Travelling anticlockwise around Milos:
On the northwestern coast, a sandy beach with green-blue water and wild nature offers peace and serenity. A perfect spot to either begin or end your adventure.
Some time ago the roof of this spacious cave collapsed, creating a wonderful open-air chamber in which to swim or gaze up at the blue Mediterranean sky. Accessible only to small boats and inflatables, it’s an Instagrammable hotspot. Part cave, part beach. Totally unique.
An absolute must-see, Kleftiko was once a pirate hideout on the southwestern tip of the island. Today we can safely marvel at the steep white cliffs and turquoise waters. Get the snorkel, mask and flippers ready for this one (and you’re camera too).
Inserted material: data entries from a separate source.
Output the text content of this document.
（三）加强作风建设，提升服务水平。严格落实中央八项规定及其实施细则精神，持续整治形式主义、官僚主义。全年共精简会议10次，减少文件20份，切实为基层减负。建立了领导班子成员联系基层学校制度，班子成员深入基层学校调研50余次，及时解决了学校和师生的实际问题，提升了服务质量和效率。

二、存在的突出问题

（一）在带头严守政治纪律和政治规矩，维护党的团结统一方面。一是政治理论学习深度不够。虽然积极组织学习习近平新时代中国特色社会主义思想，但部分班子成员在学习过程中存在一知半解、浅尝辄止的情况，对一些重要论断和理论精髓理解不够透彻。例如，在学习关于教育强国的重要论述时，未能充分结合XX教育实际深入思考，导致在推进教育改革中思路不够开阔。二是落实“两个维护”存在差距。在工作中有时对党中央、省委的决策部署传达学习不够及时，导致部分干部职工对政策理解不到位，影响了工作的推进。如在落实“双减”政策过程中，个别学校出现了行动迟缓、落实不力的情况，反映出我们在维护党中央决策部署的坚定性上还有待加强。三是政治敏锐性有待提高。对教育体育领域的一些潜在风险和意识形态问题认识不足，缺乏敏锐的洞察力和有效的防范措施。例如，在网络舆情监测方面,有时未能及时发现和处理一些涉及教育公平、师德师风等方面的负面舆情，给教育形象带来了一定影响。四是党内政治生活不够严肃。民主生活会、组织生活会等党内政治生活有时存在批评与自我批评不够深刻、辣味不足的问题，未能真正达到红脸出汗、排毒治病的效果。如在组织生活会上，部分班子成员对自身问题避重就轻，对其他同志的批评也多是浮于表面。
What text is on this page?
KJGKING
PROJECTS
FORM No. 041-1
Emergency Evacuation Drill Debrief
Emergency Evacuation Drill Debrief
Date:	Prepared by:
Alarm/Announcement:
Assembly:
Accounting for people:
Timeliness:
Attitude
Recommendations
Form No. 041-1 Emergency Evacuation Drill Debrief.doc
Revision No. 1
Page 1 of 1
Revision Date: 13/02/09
Moving onto the south coast, we have Gerontas, with white cliffs, dark sand and a distinctive archway you can swim through.
Nestled beneath vertical cliffs, this small beach offers wonderful isolation and beautiful swimming. And the bonus of arriving by boat is that you don’t have to climb down the ladder from the road entrance. There are also nearby creeks to discover.
You’ll find white sand, clear blue water and the distinctive backdrop of a rockface sloping upwards from the beach, interspersed with “rivers” of sand tumbling down.
Thiorichia (or Paliorema)
On the eastern coast, you’ll find one of the most unusual beaches in Greece because of the disused sulphur mine above it. The beach is Paliorema, although it’s often called Thiorichia after the mine, which you walk around before swimming in the beautifully clear water. The rocks are coloured with sulphur and iron ore.
Another little gem offering isolation, with vegetation coming right down to the beach, beautiful blue water, shiny pebbles and the tiny chapel of Agios Dimitrios.
Organised tours will take you to a combination of the above, so if you want to be choose which ones to visit hire your own boat and skipper.